Your CI synthetic INP test passes at p75 = 120 ms. Real-user p75 INP is 480 ms. What is the most likely explanation?
- 01Explain how React 18 concurrent rendering keeps individual tasks under the 50 ms long-task threshold.
- 02Describe the three-layer INP observability stack and why all three are needed.
- 03A Vue 3 component writes to 10 refs in a loop. Will there be 10 microtask flushes or 1? What happens if the flush triggers more reactive writes?

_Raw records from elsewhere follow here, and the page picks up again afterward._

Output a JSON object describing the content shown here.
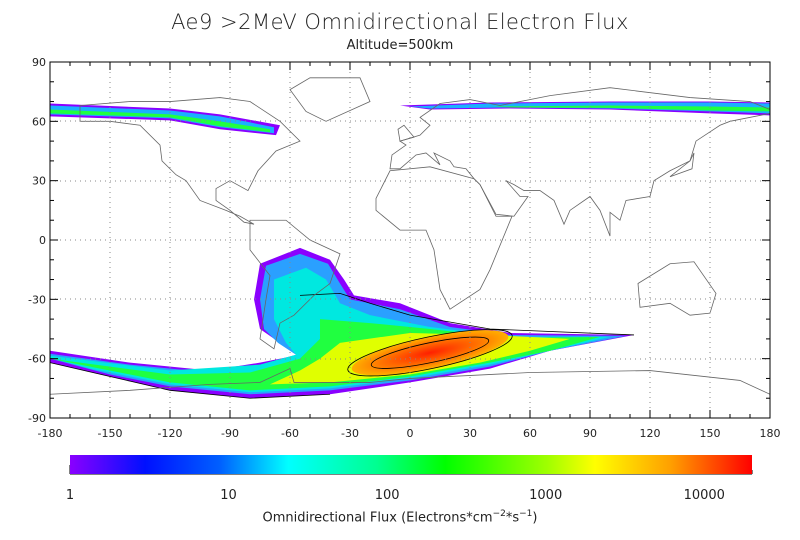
{
  "title": "Ae9 >2MeV Omnidirectional Electron Flux",
  "subtitle": "Altitude=500km",
  "axes": {
    "x_ticks": [
      "-180",
      "-150",
      "-120",
      "-90",
      "-60",
      "-30",
      "0",
      "30",
      "60",
      "90",
      "120",
      "150",
      "180"
    ],
    "y_ticks": [
      "90",
      "60",
      "30",
      "0",
      "-30",
      "-60",
      "-90"
    ],
    "xlim": [
      -180,
      180
    ],
    "ylim": [
      -90,
      90
    ]
  },
  "colorbar": {
    "ticks": [
      "1",
      "10",
      "100",
      "1000",
      "10000"
    ],
    "range": [
      1,
      20000
    ],
    "scale": "log",
    "label_main": "Omnidirectional Flux (Electrons*cm",
    "label_exp1": "−2",
    "label_mid": "*s",
    "label_exp2": "−1",
    "label_end": ")"
  },
  "map_data": {
    "type": "heatmap",
    "features": [
      "South Atlantic Anomaly peak ~10000-20000 near lon 10, lat -55",
      "Northern outer belt horn ~lat 55-70",
      "Southern outer belt horn ~lat -55 to -78"
    ]
  }
}
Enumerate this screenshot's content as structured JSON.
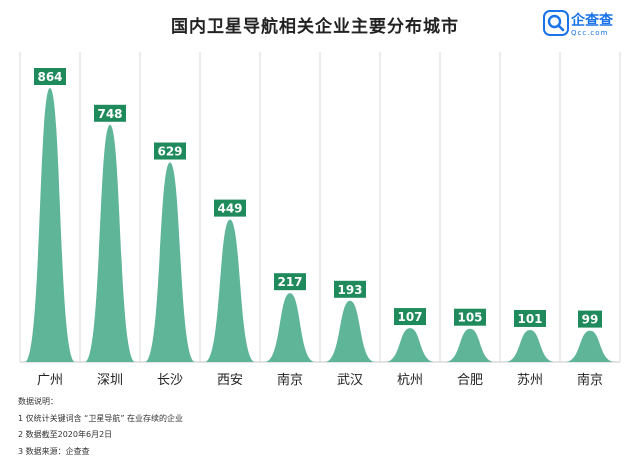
{
  "title": "国内卫星导航相关企业主要分布城市",
  "logo": {
    "name": "企查查",
    "domain": "Qcc.com",
    "icon": "qcc-search-icon",
    "color": "#1a73e8"
  },
  "colors": {
    "bar": "#5fb598",
    "label_bg": "#1f8a5c",
    "label_text": "#ffffff",
    "grid": "#d9d9d9"
  },
  "chart_data": {
    "type": "bar",
    "style": "bell-shaped peaks",
    "title": "国内卫星导航相关企业主要分布城市",
    "categories": [
      "广州",
      "深圳",
      "长沙",
      "西安",
      "南京",
      "武汉",
      "杭州",
      "合肥",
      "苏州",
      "南京"
    ],
    "values": [
      864,
      748,
      629,
      449,
      217,
      193,
      107,
      105,
      101,
      99
    ],
    "ylim": [
      0,
      900
    ],
    "grid": "vertical",
    "data_labels": true,
    "xlabel": "",
    "ylabel": ""
  },
  "notes": {
    "heading": "数据说明：",
    "lines": [
      "1 仅统计关键词含 “卫星导航” 在业存续的企业",
      "2 数据截至2020年6月2日",
      "3 数据来源：企查查"
    ]
  }
}
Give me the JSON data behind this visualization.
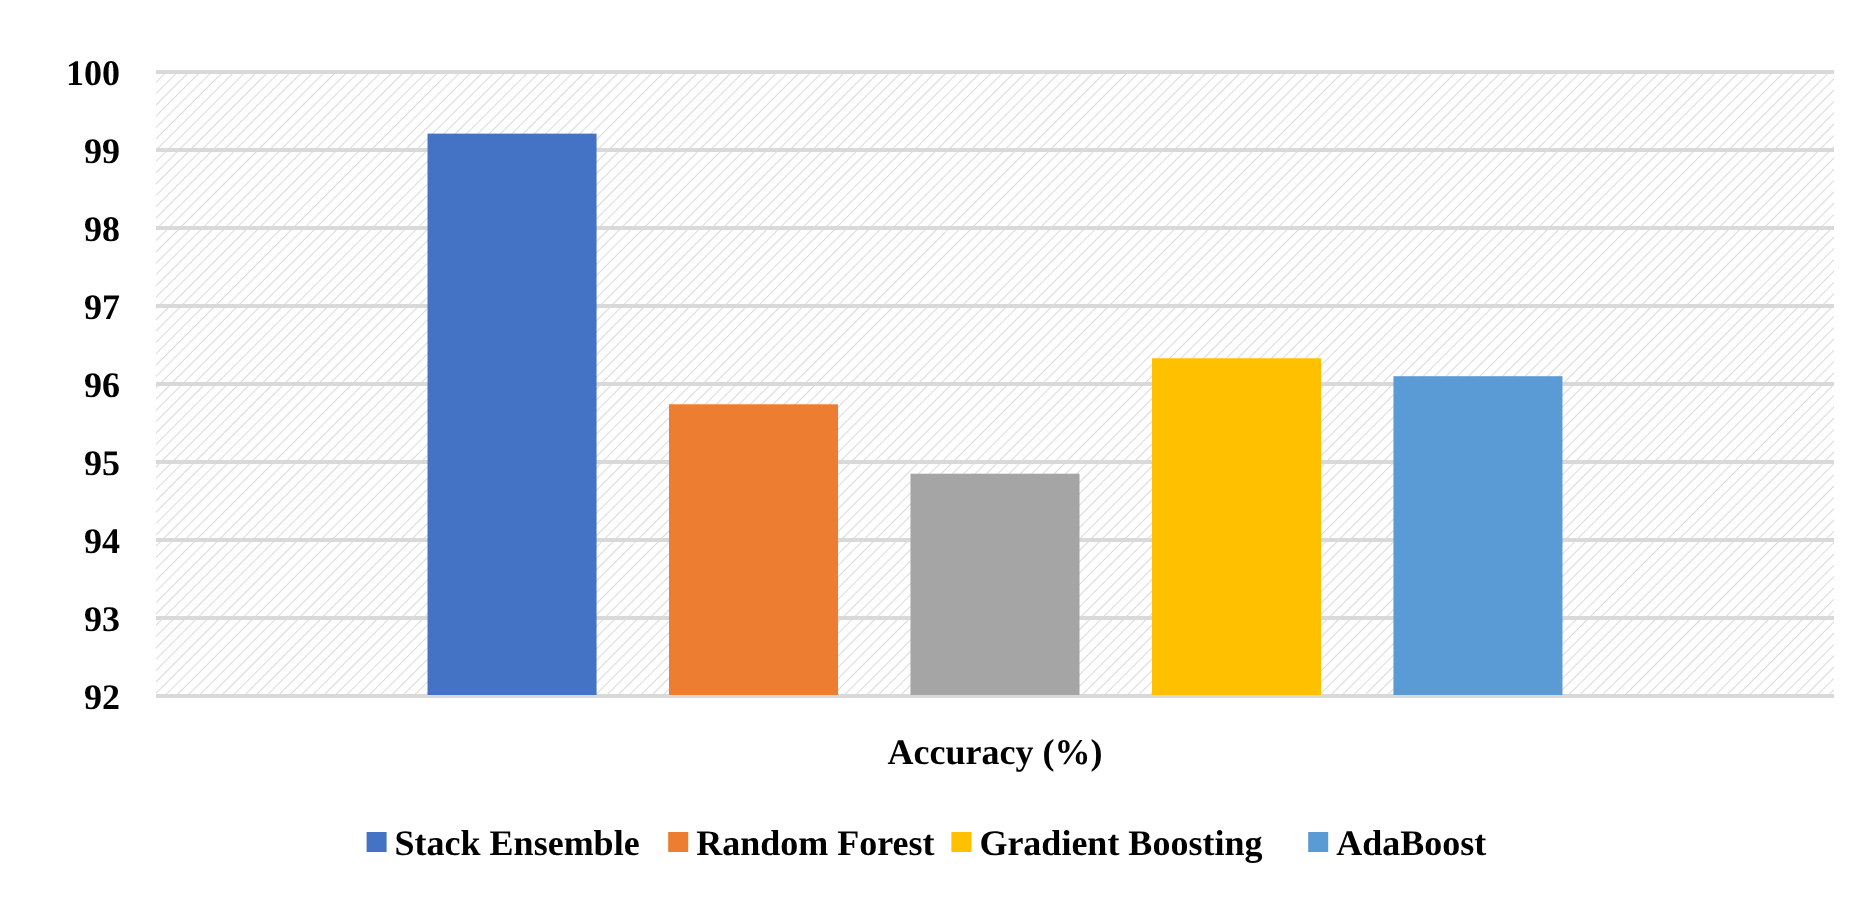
{
  "chart_data": {
    "type": "bar",
    "categories": [
      "Accuracy (%)"
    ],
    "series": [
      {
        "name": "Stack Ensemble",
        "color": "#4472c4",
        "values": [
          99.21
        ]
      },
      {
        "name": "Random Forest",
        "color": "#ed7d31",
        "values": [
          95.74
        ]
      },
      {
        "color": "#a5a5a5",
        "values": [
          94.85
        ]
      },
      {
        "name": "Gradient Boosting",
        "color": "#ffc000",
        "values": [
          96.33
        ]
      },
      {
        "name": "AdaBoost",
        "color": "#5b9bd5",
        "values": [
          96.1
        ]
      }
    ],
    "ylim": [
      92,
      100
    ],
    "yticks": [
      92,
      93,
      94,
      95,
      96,
      97,
      98,
      99,
      100
    ],
    "grid": "y",
    "legend": "bottom"
  }
}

React 18’s concurrent scheduler uses MessageChannel.postMessage to yield between 5 ms reconciliation chunks — a task-level yield with no 4 ms clamp, interleaving React work with browser input and render steps. useTransition marks updates as interruptible, allowing urgent input to cut in front of a slow reconcile. Vue 3 batches reactive updates into a single microtask flush per synchronous block via nextTick, which is efficient but can produce microtask chains if flush callbacks trigger more reactive writes. In production, INP root-cause requires three instruments working together: a LoAF PerformanceObserver that records per-script attribution; a sourcemap server that resolves script URLs and character positions to original file:line; and a CI-gated synthetic INP test with CPU throttling that enforces the budget before regressions reach real users. Without the CPU throttling, CI runners are too fast to catch regressions that only appear on mid-range phones.